不知过了多久,身后忽然传来一阵轻微的o@声。
张建国猛地回头,只见卓庆福的眼皮动了动,慢慢睁开眼,浑浊的目光在屋里扫了一圈,最后落在他身上。
“外公?”张建国快步走到床边,声音放得极轻。
“您醒了?渴不渴?还是哪里不舒服?”
卓庆福没说话,只是微微侧头,枯瘦的手从被角里慢慢伸出来,朝着他轻轻招了招。
张建国连忙俯下身,耳朵凑到外公嘴边,能感受到老人温热又微弱的气息。
“建国……”卓庆福的声音沙哑得厉害,像砂纸磨过木头,每个字都透着吃力,“你……坐过来点……”

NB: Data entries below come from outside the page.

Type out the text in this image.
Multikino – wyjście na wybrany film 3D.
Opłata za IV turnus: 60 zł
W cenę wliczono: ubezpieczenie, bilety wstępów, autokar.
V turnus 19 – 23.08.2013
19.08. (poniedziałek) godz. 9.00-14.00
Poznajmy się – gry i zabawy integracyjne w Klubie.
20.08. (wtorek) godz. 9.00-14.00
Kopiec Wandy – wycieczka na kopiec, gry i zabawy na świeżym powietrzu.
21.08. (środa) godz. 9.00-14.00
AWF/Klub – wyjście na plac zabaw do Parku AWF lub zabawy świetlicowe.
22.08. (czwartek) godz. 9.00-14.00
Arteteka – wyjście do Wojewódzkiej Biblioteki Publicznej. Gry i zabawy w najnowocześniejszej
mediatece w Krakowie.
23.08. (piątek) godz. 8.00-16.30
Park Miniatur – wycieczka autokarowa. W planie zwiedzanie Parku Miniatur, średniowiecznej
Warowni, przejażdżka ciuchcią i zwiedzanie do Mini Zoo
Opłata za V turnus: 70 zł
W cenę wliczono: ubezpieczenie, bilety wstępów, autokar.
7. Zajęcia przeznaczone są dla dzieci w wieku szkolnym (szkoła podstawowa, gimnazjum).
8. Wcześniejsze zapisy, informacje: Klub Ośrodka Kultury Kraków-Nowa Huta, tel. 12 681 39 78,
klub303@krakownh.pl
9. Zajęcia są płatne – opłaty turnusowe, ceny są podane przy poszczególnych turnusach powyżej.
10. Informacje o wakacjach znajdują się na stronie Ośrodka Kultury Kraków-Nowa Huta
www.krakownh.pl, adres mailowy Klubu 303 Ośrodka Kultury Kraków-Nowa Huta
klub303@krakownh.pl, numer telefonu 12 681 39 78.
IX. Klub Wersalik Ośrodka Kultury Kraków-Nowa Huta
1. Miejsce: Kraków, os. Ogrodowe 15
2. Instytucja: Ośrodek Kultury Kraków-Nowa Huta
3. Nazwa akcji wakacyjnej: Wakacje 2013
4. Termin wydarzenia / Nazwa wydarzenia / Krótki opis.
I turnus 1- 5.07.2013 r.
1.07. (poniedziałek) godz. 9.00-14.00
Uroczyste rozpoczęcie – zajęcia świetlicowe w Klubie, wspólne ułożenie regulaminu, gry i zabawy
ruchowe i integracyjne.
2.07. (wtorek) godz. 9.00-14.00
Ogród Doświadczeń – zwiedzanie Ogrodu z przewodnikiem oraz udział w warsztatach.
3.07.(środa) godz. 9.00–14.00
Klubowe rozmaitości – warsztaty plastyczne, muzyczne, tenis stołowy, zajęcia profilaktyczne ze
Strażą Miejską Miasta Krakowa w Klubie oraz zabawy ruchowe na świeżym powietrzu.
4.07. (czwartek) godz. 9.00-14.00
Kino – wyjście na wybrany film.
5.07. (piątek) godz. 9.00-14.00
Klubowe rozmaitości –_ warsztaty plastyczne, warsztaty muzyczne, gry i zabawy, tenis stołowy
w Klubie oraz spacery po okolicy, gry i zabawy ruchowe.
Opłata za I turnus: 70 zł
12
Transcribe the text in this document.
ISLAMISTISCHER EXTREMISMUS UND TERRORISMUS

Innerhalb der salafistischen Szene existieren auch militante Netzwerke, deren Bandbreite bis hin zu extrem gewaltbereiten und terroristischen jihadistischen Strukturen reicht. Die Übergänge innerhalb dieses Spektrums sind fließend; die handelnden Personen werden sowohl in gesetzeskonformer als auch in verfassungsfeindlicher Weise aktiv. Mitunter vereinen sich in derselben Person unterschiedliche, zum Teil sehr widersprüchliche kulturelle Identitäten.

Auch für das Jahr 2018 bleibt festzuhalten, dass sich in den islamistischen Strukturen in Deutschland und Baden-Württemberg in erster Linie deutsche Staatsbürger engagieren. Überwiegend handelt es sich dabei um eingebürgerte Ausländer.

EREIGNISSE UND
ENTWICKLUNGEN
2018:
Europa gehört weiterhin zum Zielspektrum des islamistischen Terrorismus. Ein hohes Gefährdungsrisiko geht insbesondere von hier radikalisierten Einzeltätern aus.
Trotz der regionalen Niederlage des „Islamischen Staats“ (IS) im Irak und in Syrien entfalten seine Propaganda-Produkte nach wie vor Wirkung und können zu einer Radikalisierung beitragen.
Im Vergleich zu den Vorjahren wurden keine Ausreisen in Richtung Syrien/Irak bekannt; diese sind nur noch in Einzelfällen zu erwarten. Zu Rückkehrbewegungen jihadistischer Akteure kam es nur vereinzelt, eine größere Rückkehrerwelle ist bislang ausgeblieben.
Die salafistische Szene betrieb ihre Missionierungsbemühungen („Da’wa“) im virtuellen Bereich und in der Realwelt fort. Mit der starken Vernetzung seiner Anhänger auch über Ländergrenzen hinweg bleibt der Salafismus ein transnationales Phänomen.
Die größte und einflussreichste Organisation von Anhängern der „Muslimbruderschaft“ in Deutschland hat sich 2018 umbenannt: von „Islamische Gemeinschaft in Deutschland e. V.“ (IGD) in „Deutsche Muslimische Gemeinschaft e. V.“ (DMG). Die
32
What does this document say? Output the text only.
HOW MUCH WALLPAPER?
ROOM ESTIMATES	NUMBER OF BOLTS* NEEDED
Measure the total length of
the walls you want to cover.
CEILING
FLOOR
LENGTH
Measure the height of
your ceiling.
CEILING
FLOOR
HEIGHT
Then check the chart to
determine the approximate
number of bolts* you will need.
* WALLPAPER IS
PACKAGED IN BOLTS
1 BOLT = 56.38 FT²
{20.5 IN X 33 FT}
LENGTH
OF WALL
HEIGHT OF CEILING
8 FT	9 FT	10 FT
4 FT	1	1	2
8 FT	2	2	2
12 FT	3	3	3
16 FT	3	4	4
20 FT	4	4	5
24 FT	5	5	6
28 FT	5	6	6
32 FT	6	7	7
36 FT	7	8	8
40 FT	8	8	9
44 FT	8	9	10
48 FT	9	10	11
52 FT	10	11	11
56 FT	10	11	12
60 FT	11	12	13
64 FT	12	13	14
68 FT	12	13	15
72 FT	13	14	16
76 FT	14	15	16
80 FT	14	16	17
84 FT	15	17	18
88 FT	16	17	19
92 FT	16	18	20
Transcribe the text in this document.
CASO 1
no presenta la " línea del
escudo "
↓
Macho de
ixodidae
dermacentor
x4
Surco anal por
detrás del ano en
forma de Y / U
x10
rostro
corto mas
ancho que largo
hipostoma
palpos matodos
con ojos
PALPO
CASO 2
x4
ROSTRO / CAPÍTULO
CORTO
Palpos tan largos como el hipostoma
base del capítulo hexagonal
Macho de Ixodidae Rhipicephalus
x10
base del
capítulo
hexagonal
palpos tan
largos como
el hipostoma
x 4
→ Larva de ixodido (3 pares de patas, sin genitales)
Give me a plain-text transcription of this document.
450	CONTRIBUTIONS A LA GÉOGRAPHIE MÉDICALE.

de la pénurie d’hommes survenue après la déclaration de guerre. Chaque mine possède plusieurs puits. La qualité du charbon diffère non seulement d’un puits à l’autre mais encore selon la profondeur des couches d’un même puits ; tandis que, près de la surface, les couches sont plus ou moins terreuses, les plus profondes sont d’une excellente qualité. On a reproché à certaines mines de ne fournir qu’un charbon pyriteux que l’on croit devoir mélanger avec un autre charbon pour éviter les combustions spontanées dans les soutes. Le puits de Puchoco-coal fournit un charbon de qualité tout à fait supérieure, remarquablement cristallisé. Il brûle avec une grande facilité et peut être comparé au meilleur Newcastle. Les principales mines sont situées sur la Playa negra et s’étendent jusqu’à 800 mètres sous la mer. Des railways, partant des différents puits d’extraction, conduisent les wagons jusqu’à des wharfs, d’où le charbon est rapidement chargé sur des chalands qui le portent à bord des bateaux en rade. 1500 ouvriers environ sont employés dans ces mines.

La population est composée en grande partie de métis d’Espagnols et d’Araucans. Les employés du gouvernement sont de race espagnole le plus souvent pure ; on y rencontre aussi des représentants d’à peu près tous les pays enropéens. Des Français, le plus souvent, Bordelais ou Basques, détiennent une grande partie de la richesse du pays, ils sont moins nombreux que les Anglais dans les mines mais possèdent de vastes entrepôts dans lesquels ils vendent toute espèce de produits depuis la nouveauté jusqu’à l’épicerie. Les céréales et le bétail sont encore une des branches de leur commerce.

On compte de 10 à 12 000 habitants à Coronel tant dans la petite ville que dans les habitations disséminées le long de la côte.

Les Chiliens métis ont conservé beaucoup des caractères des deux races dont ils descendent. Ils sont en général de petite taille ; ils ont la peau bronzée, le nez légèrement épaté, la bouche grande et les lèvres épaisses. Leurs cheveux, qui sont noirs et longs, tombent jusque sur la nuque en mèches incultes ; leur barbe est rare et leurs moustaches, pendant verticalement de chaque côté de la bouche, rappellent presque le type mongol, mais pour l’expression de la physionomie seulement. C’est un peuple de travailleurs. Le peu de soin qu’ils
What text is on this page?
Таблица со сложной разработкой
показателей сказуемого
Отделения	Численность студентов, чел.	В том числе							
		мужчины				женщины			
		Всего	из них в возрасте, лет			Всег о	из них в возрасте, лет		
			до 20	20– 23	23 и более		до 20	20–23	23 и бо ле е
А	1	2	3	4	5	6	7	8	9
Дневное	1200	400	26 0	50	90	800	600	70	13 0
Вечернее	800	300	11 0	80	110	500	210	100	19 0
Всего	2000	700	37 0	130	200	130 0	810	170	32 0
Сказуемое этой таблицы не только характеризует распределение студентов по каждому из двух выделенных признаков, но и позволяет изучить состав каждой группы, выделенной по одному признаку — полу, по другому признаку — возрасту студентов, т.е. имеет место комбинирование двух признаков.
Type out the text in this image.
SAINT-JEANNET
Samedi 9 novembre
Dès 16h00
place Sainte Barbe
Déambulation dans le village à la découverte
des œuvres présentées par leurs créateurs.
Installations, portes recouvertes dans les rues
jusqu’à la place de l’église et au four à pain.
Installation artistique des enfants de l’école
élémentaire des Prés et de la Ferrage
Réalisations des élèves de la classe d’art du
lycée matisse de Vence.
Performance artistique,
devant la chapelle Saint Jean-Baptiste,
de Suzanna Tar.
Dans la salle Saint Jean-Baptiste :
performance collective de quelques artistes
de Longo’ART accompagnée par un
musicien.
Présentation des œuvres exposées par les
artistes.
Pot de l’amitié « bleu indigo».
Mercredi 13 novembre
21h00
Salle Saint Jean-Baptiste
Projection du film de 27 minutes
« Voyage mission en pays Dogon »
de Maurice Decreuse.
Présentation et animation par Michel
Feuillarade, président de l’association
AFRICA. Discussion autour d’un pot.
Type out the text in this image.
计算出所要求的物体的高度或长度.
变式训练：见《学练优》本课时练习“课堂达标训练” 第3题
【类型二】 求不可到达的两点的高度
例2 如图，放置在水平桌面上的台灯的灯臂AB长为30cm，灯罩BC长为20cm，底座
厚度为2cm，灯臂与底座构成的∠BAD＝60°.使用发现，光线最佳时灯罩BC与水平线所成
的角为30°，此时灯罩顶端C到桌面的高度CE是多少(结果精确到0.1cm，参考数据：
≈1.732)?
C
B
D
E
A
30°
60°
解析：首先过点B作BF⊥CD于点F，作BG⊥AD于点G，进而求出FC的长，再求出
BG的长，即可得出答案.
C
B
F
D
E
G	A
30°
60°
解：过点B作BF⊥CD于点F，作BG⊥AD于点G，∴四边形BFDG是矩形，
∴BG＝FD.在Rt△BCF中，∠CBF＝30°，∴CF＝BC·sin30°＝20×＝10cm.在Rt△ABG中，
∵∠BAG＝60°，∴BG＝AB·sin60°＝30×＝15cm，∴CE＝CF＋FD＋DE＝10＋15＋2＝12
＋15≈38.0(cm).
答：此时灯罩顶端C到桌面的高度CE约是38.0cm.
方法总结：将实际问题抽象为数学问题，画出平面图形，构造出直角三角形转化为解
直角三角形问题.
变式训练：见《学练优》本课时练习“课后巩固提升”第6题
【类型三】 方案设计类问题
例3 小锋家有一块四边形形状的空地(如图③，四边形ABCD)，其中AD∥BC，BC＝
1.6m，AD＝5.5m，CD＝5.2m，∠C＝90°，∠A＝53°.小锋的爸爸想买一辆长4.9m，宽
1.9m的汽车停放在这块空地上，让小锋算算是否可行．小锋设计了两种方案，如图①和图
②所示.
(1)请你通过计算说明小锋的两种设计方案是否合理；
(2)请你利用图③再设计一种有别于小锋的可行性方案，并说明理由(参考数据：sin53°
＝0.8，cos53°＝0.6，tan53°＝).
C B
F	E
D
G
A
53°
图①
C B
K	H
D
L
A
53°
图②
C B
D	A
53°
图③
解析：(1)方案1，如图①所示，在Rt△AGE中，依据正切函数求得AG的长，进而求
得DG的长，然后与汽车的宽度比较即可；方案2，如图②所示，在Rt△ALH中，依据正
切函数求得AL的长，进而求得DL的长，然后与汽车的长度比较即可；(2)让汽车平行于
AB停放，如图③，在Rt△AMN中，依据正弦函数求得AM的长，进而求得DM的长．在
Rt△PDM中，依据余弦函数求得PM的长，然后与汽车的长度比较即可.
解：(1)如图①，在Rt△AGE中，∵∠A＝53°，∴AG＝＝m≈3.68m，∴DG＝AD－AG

张建国赶紧拉过椅子,挨着病床坐下,伸手握住外公冰凉的手。
那手抖得厉害,却死死攥着他的手指,力道大得让他心疼。
“外公,您慢慢说,不急。”张建国轻声安抚,指尖轻轻摩挲着外公粗糙的掌心,想传点温暖过去。
卓庆福喘了几口粗气,眼神慢慢清明起来,浑浊的眸子里泛起一层水光,不是因为病痛虚弱,是藏了几十年的悲痛与不甘。
“我睡不着……”他顿了顿,声音清晰了些。
“一闭眼,就想起你娘…想起她小时候扎着俩小辫,跟在我身后喊爹的样子……”
张建国鼻子猛地一酸,眼泪瞬间涌上来。
“那时候你娘多乖啊……”卓庆福的声音带着回忆的暖,很快又被浓重的遗憾盖过。